Aspect Orientation is a way to structure your application so that some concerns (usually cross cutting, mostly infrastructure) are handled transparently by the framework you are running on. The classic examples are logging & auditing, but I am using it for transactions, thread safety, mocking, resource cleanup, validation and more. It is a good tool to have, and it can make some things very easy to handle.*

I am writing this post because I have dealt with AoP and derivatives quite often in the recent past, and I had some minor part in building some tools which are key for  Aspect Orientation in .Net (Dynamic Proxy). The problem with AOP on the CLR is that it requires extra steps on the part of the developer to get to it.

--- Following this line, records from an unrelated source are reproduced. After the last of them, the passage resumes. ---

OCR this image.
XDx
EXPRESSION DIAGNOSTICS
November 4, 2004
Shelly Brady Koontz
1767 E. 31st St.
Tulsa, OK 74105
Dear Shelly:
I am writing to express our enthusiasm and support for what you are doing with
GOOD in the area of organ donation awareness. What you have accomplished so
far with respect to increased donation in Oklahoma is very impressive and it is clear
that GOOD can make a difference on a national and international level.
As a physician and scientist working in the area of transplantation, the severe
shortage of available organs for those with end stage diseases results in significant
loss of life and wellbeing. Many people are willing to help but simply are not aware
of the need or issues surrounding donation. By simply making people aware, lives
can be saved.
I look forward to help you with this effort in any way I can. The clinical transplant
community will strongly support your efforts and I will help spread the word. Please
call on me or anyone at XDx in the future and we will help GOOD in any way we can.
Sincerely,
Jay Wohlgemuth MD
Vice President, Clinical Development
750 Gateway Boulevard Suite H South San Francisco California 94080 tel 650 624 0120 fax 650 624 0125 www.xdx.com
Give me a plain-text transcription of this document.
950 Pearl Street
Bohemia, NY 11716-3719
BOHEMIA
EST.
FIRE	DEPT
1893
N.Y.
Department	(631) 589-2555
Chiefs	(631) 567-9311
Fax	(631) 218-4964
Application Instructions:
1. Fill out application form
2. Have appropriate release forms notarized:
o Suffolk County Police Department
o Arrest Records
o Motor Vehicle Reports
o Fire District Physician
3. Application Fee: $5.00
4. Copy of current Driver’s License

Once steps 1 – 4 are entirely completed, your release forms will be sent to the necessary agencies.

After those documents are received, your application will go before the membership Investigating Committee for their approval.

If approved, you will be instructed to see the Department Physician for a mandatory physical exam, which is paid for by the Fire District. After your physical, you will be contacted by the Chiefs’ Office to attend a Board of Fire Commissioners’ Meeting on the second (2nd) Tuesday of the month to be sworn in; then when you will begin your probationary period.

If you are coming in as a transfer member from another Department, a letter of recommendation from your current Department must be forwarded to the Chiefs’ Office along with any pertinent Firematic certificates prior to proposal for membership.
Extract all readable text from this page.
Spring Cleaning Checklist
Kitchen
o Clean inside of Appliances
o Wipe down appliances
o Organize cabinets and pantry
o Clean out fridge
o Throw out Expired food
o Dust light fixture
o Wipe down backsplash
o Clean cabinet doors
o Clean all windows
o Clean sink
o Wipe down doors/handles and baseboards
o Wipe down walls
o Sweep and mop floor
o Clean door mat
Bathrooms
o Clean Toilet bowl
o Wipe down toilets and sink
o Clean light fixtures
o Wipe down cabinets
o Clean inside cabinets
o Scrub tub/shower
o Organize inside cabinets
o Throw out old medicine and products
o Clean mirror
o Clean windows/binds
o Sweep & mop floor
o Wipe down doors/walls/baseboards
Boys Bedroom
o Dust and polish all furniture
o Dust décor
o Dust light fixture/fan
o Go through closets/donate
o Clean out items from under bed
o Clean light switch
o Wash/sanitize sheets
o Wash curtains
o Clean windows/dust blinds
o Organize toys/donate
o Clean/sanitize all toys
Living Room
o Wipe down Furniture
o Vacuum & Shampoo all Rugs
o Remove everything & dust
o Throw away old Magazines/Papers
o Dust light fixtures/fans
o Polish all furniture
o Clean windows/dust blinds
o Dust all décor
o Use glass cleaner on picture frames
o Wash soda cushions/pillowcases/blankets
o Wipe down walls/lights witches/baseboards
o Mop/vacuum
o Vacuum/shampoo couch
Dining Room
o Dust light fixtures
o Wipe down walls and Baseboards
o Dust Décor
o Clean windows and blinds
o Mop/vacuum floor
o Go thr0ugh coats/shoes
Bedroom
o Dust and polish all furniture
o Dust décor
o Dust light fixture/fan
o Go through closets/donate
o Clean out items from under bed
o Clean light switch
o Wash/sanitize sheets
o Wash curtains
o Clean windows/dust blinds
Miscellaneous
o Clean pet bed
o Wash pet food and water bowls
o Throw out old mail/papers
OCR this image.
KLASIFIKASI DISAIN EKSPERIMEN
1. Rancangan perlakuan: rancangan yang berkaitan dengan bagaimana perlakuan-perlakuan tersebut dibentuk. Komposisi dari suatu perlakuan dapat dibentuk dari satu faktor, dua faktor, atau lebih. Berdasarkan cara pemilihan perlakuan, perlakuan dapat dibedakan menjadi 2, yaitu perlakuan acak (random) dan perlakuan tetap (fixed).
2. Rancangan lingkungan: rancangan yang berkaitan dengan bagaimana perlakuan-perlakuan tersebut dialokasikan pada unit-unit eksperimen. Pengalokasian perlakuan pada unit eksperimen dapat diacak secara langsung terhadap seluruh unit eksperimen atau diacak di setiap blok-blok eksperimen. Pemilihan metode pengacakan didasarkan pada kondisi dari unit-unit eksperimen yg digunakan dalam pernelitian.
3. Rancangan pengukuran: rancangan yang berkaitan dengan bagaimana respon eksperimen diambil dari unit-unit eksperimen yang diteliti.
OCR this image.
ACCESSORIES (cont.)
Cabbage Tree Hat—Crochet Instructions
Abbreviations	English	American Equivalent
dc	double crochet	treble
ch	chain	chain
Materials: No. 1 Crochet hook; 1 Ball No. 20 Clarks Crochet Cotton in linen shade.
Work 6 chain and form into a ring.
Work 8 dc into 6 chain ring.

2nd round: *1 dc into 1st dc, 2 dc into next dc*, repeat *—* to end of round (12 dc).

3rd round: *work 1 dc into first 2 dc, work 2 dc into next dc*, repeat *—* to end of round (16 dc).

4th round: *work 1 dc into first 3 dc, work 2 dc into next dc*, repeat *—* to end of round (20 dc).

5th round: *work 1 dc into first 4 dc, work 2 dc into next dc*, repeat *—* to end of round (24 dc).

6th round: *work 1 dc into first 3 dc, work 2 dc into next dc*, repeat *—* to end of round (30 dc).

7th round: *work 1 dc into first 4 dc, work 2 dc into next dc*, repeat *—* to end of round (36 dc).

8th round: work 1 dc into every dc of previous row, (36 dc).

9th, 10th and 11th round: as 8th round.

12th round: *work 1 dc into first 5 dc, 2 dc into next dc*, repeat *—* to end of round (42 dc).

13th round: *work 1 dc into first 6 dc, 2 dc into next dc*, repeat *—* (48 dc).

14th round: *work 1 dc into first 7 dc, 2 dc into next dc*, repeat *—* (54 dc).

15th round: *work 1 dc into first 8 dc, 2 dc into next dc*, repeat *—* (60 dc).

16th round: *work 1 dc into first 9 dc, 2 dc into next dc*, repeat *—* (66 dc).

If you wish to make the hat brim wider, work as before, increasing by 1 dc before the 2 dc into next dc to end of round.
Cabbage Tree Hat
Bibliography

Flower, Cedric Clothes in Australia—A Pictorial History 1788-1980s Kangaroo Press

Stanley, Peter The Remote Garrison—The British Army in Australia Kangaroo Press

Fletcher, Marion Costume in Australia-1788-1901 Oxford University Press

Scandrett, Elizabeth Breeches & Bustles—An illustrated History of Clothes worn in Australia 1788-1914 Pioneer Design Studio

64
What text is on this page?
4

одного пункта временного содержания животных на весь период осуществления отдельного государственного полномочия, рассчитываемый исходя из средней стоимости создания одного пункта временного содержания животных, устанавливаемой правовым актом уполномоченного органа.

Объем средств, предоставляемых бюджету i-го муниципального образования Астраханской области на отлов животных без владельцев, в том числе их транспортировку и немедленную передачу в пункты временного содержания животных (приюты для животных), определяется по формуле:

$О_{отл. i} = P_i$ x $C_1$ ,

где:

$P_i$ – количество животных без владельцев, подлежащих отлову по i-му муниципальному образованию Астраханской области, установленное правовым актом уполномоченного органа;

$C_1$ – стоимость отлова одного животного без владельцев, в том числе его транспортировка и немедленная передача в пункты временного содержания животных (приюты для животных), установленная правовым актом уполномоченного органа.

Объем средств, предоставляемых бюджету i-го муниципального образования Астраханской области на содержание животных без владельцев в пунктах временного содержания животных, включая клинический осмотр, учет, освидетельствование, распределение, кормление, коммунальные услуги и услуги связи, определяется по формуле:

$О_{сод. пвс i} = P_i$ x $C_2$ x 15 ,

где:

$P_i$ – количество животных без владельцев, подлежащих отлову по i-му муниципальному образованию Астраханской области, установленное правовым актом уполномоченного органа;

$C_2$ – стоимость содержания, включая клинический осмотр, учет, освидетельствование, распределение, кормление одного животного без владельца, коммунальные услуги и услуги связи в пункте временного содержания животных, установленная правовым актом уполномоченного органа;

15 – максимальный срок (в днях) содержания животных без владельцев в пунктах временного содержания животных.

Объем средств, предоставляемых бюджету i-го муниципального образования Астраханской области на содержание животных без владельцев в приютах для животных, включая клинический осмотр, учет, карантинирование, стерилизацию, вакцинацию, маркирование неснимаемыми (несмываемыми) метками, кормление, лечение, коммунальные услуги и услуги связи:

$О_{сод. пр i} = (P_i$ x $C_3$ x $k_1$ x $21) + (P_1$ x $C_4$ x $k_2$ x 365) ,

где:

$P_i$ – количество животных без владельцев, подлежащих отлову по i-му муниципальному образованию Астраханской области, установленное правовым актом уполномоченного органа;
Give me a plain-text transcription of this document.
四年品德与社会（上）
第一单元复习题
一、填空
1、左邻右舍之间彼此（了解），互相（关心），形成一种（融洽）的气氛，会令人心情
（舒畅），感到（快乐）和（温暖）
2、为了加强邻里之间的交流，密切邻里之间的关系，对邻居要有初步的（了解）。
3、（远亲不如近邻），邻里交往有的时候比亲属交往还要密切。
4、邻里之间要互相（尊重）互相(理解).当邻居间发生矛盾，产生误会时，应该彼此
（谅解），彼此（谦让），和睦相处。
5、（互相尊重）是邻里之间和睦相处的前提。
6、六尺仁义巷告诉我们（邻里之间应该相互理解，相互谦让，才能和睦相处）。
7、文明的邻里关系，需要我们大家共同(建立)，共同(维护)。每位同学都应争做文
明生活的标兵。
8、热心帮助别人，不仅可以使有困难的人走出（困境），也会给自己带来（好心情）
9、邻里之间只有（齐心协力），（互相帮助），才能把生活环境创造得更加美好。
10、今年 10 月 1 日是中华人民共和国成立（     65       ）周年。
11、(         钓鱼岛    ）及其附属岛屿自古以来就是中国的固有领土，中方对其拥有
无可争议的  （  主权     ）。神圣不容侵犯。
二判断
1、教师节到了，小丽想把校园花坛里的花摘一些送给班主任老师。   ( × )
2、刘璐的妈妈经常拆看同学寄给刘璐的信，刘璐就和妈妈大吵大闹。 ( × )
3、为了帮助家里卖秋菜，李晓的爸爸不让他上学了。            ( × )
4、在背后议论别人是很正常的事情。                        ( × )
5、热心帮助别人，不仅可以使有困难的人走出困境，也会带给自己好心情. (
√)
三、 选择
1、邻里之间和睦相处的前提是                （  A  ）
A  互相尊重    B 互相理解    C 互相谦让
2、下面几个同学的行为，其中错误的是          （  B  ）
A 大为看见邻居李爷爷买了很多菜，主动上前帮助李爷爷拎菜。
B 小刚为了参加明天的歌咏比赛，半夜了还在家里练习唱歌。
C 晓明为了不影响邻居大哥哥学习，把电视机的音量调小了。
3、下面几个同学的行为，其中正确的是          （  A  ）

The CLR doesn't support AOP, and considering the need ** for that, it is fairly surprising that it isn't there. Furthermore, it seems like there is no intention to add that to the CLR. This is especially problematic in light of the non-virtual by default that we have in most CLR languages.

Since the platform doesn't give us AOP out of the box, we are left with hacks & half measures. Dynamic Proxy, the Policy Injection Block, partial methods and the like are all things that have been built because AOP is the correct answer to a certain class of problems. Considering that two of those are coming from Microsoft, I would like to see this being turned into giving us true AOP capabilities baked into the platforms.

There are 7 overall approaches to AOP in .Net, all of them has some serious limitations, and the ones that do give me what I would consider true AOP require that I would use the profiling / debugging API (special launcher, COM API, complex) or do IL re-weaving, which is simply hard & unproductive.  I am doing some work on Dynamic Proxy, and I can tell you up front that trying to workaround some of the issues there is very hard. That should be a service offered by the platform, not something that I would need to supply.

Nitpicker corner:

* Nevertheless, Aspect Orientation is not a Silver Bullet.

** You might not feel the need in your application, but I do. Rhino Mocks is entirely built on the idea of method interception, which is a core part of what AOP needs.